The aim is to treat the underlying condition if possible. For example, if intestinal parasites are diagnosed, then your veterinarian is likely to give treatment intended to eliminate them. Many patients’ symptoms will either resolve or improve following a diet change. Typically a diet containing proteins your pet hasn’t been exposed to before or hydrolysed protein diets are recommended. If inflammatory bowel disease is diagnosed then dietary modification and/or administration of oral medications are typically recommended. The most commonly used medication is steroids, although sometimes other anti-inflammatory medications such as ciclosporin are prescribed. Vitamin supplements may be indicated, and sometimes probiotics are helpful. No two individuals with IBD respond exactly the same way to treatment, so a stepwise approach is the best treatment for your pet.

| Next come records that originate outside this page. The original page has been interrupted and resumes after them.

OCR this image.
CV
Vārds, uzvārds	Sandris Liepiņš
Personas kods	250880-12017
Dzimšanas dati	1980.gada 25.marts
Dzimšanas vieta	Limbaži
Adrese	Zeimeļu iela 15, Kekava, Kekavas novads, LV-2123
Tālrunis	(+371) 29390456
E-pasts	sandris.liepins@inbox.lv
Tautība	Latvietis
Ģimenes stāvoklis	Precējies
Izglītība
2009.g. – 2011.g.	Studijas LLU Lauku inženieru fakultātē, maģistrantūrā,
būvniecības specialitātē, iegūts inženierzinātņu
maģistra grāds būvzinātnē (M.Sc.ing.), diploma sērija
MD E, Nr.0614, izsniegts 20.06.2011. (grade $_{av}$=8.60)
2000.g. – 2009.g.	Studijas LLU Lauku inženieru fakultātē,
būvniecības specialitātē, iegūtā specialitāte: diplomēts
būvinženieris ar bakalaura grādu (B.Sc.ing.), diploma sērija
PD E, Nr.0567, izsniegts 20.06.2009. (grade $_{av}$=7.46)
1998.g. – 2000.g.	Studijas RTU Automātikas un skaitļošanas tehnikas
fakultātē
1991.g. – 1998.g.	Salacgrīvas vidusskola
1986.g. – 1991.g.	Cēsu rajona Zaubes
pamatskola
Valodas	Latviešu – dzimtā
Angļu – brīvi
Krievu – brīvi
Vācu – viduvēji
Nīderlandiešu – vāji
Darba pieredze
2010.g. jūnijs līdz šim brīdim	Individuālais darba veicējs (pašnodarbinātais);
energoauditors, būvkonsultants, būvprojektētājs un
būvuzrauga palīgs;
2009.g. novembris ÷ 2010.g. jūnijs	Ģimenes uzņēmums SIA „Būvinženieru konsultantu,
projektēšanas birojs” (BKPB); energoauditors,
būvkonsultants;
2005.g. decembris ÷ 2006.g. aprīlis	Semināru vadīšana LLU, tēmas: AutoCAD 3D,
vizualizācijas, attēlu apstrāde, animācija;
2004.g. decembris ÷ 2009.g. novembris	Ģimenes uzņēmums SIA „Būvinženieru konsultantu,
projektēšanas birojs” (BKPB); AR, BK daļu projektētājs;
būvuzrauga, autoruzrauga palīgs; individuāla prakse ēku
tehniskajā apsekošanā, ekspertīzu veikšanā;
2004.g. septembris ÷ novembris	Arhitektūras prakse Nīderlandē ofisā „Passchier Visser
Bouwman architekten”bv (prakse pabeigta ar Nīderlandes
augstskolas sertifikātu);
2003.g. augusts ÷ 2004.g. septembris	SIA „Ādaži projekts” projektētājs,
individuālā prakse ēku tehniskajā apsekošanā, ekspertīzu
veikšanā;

What is the prognosis for my dog?
Some cases of IBD can be well managed, and many pets have the condition for the rest of their lives. Most cases can be managed with medication and special foods, whereas a small number of very severe cases do not respond to treatment and continue to have digestive problems. You should always follow your veterinarian’s instructions carefully when you take your pet home. You should monitor your pet’s condition, call your veterinarian if you have any concerns and return to the hospital for scheduled follow-up appointments and diagnostic studies. This allows any changes to be detected early and modifications of treatment to be implemented quickly.